Não há contraste na chamada “carteirada”, preâmbulo de lei que não está escrita, cujo art. 1º. diz “sabe com quem está falando?” Houve até juiz que se achou acima da lei dos homens, um desembargador que assaltou os cofres públicos na construção de portentoso foro trabalhista, e há até advogados de grande expertise que ficaram milionários na defesa de corruptos condenados. E se há um contraste enorme entre o que se diz e o que se faz, especialmente antes ou depois do poder, há também o contraste da lucidez: um frade, meu primo Betto, amigo pessoal de um ex-presidente, declarou recentemente que os alardeados avanços sociais do governo facilitaram o acesso aos bens pessoais de consumo – um micro-ondas, até um “carrinho no pé do morro”, mas não avançou sobre os bens sociais verdadeiros: “essa família continua no barraco, sem saneamento, transporte público e segurança de qualidade”. (Esse, o contraste sadio: a livre crítica e a autocrítica que a enriquece. Betto já a ensaiara em 2004, quando abandonou uma assessoria de governo e lançou o livro “A Mosca Azul – Reflexão sobre o Poder”).

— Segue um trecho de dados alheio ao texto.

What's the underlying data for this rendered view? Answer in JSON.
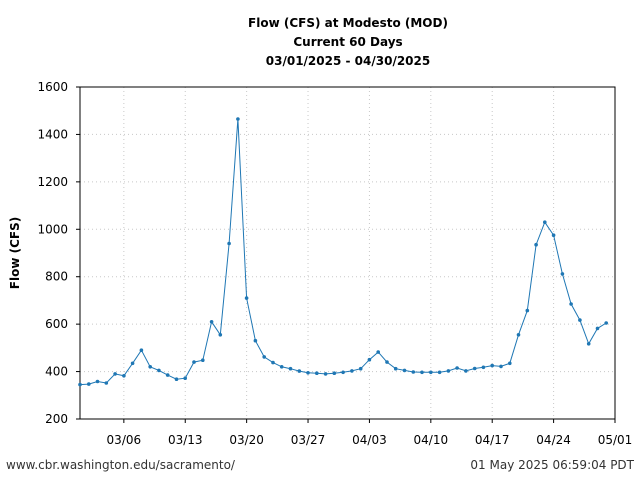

A mentira, com certeza, é prática muito mais antiga do que a própria origem desta palavra, por volta do século 11, na Lusitânia. Ela é o anticontraste, mas pode surgir por mágica: “O que é bom a gente mostra, o que é ruim se varre para debaixo do tapete”, disse um certo ministro do passado, sem perceber que o microfone do estúdio de TV estava “aberto”. “Ganhei 200 vezes na loteria”, disse um famoso ex-deputado, em 1993. “No Brasil não há espaço para ditadura” (Costa e Silva, em 1964), ou “não tenho conta em banco estrangeiro”, da lavra de outro deputado. A mentira é um só lado, um sem-contraste que passa um produto de má-fé, gato por lebre. Ela vende um carro de segunda mão condenado, vende imagens falsas e encobre malfeitos de uns e seus amigos ou companheiros. E se é verdade que a prostituição foi a primeira profissão do mundo, ela certamente começou escondida atrás de uma grande mentira. A história é sempre contada pelo vencedor, teria dito George Orwell (para alguns, ou Karl Marx, mais provável), e por isso mesmo é a grande depositária de mentiras.
Das maiores mentiras de todas é a censura, porque não permite contrastes, ela quer que seu lado prevaleça, impõe-se para que sua falsidade impere como verdade absoluta e se torne, como o vencedor que conta a história, a chamada “verdade verdadeira”, insofismável. Sem contraste, a pior mentira é essa, que pretende tornar-se verdade, após repetida indefinidamente, como pensava Goebbels, braço direito de Hitler.